Spróbował jeszcze kilkakrotnie, kiedy uzyskał pewność, że jego nawoływania nie przynoszą żadnego skutku, przestał. Ktoś musiał tu być ! Najpierw podszedł go i znokautował w barze, następnie zaciągnął, zamknął w celi i przyniósł pożywienie. Mężczyzna opadł ciężko na ławę, był osłabiony a krzyki go jeszcze bardziej wyczerpały. Szmata leżąca na podłodze okazała się być starym kocem, który teraz zwinął w rulon i użył jako poduszkę. Chwilę po tym jak się położył, zasnął.

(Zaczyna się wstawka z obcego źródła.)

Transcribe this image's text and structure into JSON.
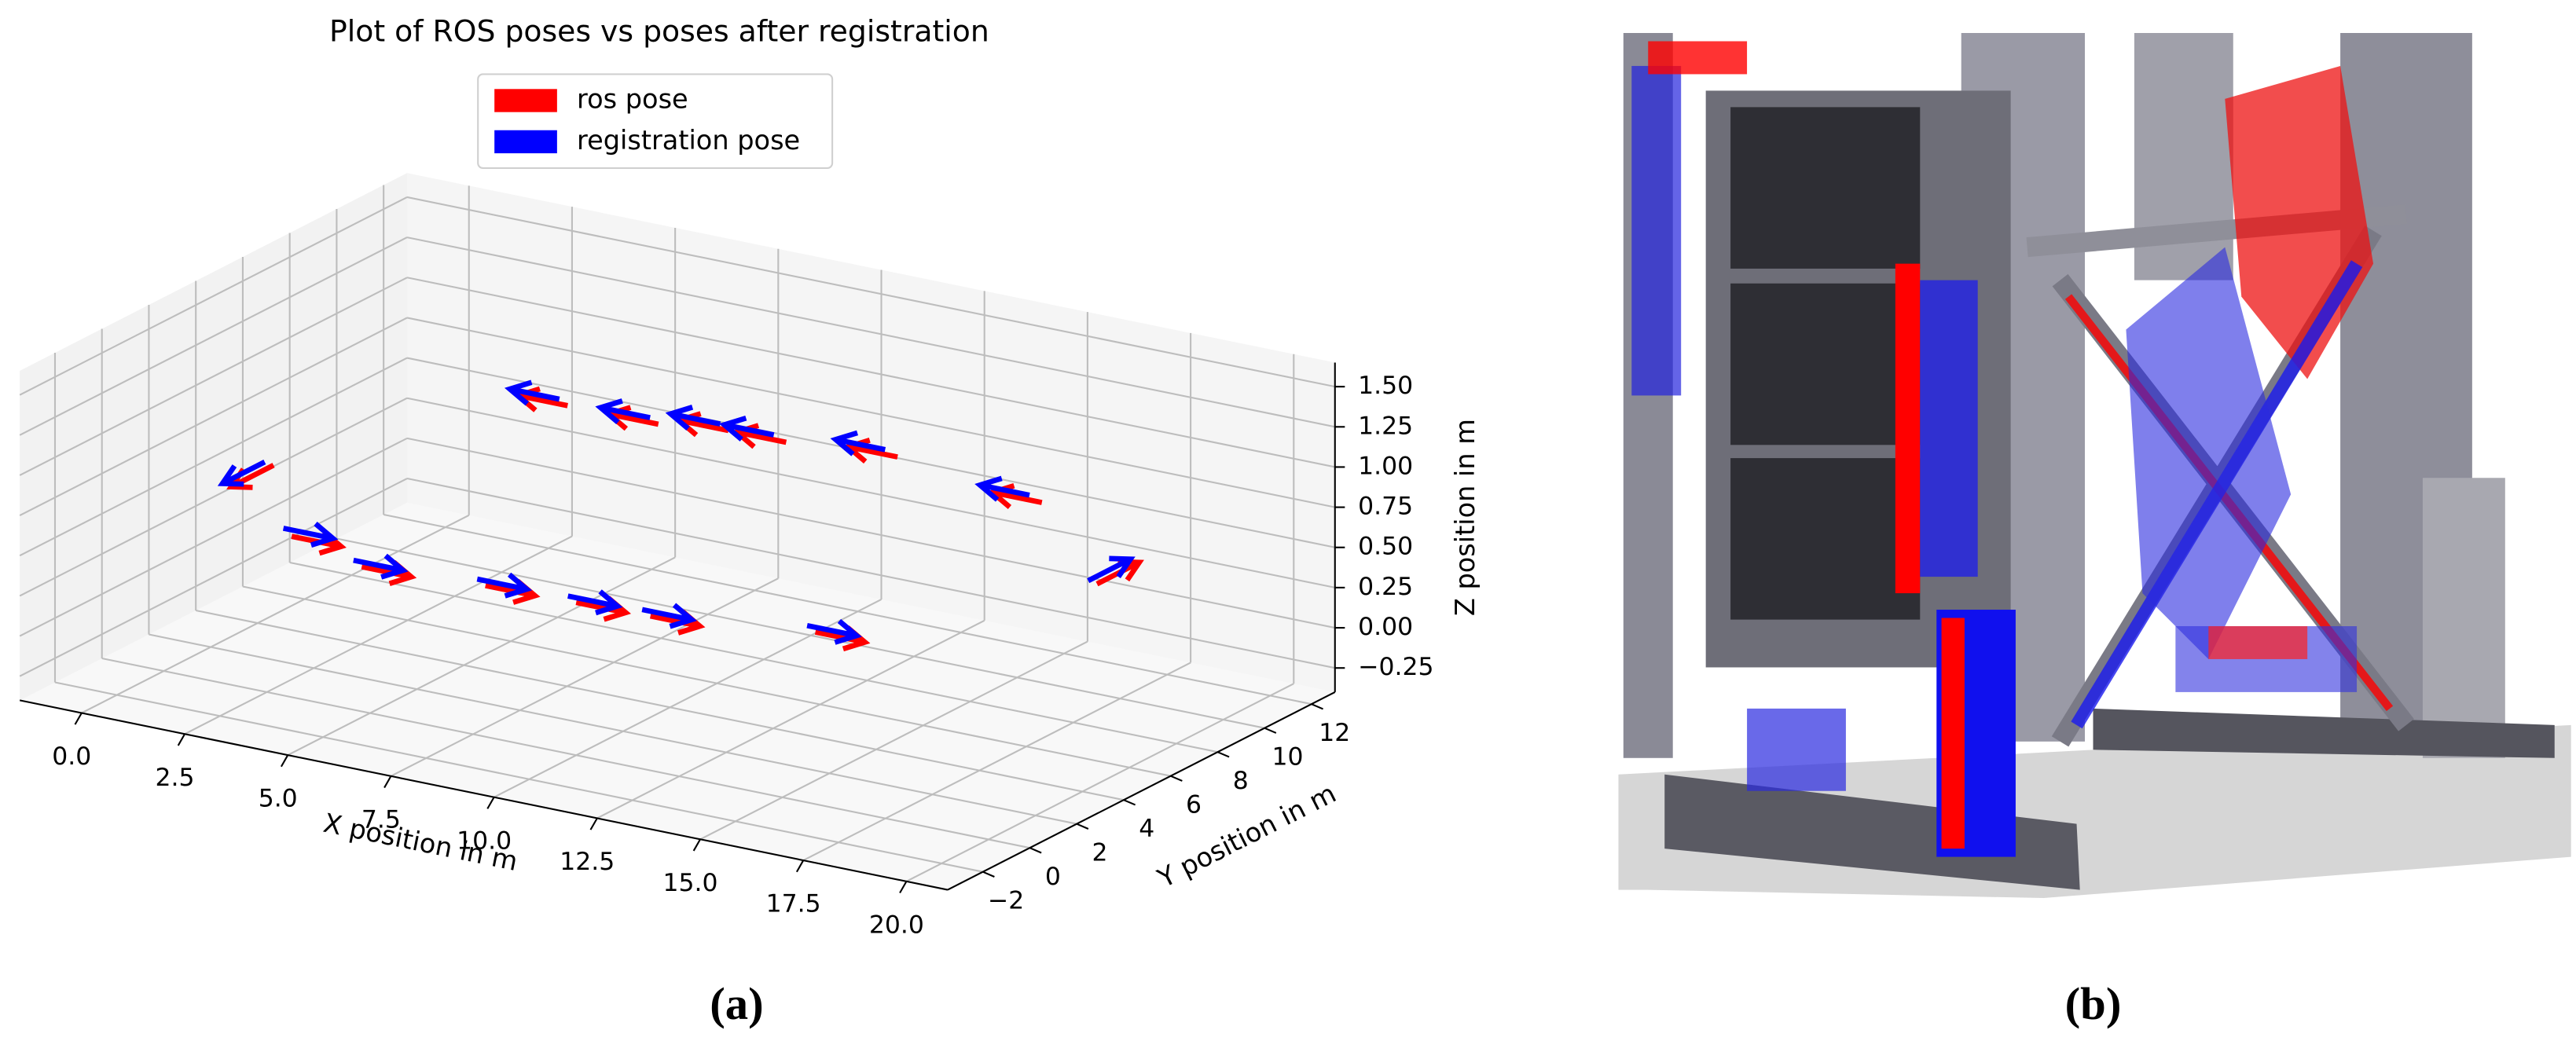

Obudziły go krzyki. Była noc. W celi i pomieszczeniu było ciemno ale nie na tyle, żeby mężczyzna nie był w stanie rozpoznać zarysów kształtów. Przez małe okienko przy suficie można było dostrzec gwiazdy. Krzyki ustały, rewolwerowiec wstał i podszedł do kraty, żeby znaleźć się jak najbliżej okna. Serce zaczęło mu coraz mocniej łomotać w piersi. Właśnie miał zamiar powiedzieć coś w kierunku okna, kiedy znowu je usłyszał, tym razem znacznie bliżej. Ktoś niosący pochodnię przebiegł obok okienka. A może to było kilka osób ? – pomyślał. Odgłosy były coraz wyraźniejsze, mężczyźnie wydawało się, że jest w stanie zrozumieć znaczenie słów…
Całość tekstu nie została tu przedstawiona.